Content area
The ability to understand, generate, and ultimately act within our 3D world, an ability referred to as spatial intelligence, is a fundamental aspect of human cognition and a central goal of artificial intelligence. However, developing spatial intelligence faces fundamental challenges from scaling compute and data, which are the very two factors that drive the progress of modern AI. This thesis aims to advance spatial intelligence by developing a suite of compute- and data-efficient algorithms that address these challenges.
From the compute perspective, this thesis introduces a set of highly efficient 3D and 4D algorithms that achieve over 1000x speedups and 10,000-100,000x memory savings compared to existing methods, while maintaining comparable or better performance. These algorithms, widely adopted in subsequent research, significantly improve the efficiency and scalability of 3D and 4D pipelines, and can be seamlessly integrated into standard deep learning frameworks to better utilize compute resources.

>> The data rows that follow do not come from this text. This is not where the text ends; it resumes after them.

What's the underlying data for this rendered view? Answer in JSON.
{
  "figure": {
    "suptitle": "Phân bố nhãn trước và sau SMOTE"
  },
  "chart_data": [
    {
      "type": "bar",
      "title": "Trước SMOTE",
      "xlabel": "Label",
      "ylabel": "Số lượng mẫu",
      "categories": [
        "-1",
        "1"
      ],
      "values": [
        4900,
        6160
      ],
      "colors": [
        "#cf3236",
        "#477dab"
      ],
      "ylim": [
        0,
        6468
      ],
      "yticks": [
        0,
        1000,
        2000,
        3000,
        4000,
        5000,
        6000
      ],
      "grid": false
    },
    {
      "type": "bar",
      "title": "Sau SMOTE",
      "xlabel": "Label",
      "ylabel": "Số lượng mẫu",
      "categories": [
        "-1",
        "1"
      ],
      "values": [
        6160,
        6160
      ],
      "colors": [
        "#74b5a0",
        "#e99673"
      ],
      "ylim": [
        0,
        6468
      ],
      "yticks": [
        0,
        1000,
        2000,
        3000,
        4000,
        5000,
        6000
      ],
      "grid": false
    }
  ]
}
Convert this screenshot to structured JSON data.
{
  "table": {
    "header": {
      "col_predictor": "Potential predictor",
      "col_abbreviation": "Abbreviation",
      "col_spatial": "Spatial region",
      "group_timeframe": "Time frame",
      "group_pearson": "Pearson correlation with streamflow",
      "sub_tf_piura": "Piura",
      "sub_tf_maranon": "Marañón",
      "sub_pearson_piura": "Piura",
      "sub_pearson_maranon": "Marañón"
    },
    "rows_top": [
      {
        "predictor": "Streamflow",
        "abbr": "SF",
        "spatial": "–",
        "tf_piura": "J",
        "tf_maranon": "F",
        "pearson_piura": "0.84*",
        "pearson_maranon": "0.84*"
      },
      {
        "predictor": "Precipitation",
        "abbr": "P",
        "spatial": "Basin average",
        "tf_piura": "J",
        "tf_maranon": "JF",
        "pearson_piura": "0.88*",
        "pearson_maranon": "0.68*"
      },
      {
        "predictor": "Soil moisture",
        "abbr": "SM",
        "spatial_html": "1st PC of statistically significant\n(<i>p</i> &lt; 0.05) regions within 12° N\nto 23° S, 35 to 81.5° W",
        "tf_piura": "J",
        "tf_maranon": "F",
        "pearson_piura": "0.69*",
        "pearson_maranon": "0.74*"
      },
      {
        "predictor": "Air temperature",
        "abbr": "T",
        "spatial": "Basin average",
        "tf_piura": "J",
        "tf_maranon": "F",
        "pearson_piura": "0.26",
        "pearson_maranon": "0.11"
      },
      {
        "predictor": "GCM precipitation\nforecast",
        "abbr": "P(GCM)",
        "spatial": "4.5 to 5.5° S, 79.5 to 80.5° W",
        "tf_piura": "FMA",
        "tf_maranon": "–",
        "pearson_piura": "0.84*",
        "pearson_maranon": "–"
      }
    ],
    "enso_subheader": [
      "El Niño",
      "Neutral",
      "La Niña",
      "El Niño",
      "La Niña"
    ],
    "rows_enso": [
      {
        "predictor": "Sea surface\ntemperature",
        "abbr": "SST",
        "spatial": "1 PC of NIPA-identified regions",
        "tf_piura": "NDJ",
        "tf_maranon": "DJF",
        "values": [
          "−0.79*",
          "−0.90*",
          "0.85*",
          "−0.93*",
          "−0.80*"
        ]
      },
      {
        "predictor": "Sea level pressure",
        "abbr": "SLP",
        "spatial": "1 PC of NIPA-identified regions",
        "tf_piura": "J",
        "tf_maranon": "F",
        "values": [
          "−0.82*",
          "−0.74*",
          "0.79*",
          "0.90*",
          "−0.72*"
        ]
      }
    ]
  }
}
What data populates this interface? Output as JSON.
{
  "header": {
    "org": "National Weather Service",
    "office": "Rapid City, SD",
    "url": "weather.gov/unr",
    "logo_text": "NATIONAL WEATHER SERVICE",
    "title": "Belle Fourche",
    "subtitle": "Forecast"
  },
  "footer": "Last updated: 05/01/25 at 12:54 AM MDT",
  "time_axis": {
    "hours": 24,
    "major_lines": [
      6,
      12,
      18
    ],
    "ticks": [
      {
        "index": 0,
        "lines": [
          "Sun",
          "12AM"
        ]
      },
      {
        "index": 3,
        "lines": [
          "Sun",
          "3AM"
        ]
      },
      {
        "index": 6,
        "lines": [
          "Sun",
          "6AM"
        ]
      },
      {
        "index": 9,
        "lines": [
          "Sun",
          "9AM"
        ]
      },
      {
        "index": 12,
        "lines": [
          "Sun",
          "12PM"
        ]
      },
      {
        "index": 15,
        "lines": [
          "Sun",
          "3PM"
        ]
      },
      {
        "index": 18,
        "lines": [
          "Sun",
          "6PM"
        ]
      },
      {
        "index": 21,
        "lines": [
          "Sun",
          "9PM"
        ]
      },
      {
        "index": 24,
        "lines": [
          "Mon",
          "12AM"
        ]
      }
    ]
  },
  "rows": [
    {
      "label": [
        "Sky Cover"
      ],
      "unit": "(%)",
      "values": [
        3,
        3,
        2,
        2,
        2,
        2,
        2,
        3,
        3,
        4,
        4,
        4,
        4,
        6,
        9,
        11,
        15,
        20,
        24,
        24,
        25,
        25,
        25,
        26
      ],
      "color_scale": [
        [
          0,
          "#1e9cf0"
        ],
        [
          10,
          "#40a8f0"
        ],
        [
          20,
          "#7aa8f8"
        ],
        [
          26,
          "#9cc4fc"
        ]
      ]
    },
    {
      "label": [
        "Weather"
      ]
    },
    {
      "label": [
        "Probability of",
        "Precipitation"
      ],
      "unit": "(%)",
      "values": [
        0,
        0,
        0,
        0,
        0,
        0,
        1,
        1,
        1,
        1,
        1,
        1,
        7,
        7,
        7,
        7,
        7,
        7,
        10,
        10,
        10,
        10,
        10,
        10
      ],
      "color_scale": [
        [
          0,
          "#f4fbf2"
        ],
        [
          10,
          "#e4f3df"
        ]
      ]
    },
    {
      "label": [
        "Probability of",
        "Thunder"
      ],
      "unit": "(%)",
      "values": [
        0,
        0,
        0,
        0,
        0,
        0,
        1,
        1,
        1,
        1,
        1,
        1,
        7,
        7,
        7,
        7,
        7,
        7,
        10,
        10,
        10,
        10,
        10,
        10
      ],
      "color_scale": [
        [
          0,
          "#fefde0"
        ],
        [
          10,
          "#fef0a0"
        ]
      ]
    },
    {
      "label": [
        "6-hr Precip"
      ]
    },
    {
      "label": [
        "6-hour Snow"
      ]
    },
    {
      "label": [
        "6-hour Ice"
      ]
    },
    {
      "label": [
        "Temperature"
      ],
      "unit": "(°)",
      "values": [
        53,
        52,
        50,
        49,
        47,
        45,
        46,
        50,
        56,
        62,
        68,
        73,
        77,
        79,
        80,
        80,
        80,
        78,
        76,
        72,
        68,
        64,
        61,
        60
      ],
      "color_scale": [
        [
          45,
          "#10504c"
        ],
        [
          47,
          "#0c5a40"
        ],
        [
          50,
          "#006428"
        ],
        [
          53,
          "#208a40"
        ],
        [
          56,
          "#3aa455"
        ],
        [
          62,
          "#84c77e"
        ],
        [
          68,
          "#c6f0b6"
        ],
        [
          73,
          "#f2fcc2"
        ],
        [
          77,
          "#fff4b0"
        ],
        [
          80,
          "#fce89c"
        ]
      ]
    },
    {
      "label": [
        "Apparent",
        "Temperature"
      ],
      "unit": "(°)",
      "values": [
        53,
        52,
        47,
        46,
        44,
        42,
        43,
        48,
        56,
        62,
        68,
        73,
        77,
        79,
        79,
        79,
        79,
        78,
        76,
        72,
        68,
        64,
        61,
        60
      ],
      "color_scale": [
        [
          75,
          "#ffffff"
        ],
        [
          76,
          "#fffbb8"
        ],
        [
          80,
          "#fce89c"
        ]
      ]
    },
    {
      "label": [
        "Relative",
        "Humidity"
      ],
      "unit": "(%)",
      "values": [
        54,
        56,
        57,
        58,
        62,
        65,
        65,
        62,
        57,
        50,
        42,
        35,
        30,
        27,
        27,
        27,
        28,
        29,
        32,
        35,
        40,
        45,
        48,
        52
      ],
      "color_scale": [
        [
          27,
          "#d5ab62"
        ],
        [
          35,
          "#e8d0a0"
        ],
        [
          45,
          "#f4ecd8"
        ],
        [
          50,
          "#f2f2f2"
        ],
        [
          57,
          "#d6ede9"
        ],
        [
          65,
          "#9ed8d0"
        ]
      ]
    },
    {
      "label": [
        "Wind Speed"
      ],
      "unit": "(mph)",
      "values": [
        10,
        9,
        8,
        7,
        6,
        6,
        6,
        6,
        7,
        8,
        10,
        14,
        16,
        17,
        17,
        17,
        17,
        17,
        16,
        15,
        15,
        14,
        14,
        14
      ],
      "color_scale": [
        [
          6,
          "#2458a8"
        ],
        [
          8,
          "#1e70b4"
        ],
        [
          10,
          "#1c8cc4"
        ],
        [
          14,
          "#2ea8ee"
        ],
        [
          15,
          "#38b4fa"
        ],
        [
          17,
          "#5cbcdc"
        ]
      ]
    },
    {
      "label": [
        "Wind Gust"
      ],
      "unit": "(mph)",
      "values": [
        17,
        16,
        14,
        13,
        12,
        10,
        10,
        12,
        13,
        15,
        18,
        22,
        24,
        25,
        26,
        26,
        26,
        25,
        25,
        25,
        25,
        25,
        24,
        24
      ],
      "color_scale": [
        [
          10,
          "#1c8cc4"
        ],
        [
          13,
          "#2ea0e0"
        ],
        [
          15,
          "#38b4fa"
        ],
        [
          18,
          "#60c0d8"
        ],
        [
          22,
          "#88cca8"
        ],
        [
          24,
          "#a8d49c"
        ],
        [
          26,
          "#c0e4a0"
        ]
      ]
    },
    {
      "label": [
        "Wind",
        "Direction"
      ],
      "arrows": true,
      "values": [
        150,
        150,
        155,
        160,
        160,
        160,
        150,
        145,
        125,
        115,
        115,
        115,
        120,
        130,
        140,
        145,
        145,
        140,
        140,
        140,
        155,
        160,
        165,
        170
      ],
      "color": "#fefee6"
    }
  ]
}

From the data perspective, this thesis investigates how to leverage 2D foundation models to overcome the scarcity of 3D data and supervision. This leads to a series of data-efficient algorithms for both 3D generation and 3D understanding, the two primary pillars of spatial intelligence. For the first time, we demonstrate that large-scale 3D scenes can be generated purely from 2D generative priors, and that 3D vision-language grounding can be advanced by distilling knowledge from 2D vision-language models without requiring direct 3D supervision. These methods highlight the potential of 2D foundation models to enhance spatial intelligence through data efficiency.
Finally, this thesis explores model self-improvement as an alternative approach to mitigate data scarcity in both 2D and 3D domains. We show that 2D vision-language models can iteratively improve themselves by generating, refining, and learning from their own data through self-inspection, supported by image editing tools. Although this exploration begins in 2D, it opens a promising direction toward extending self-improving models to 3D and 4D domains—bringing us closer to scalable, generalizable spatial intelligence.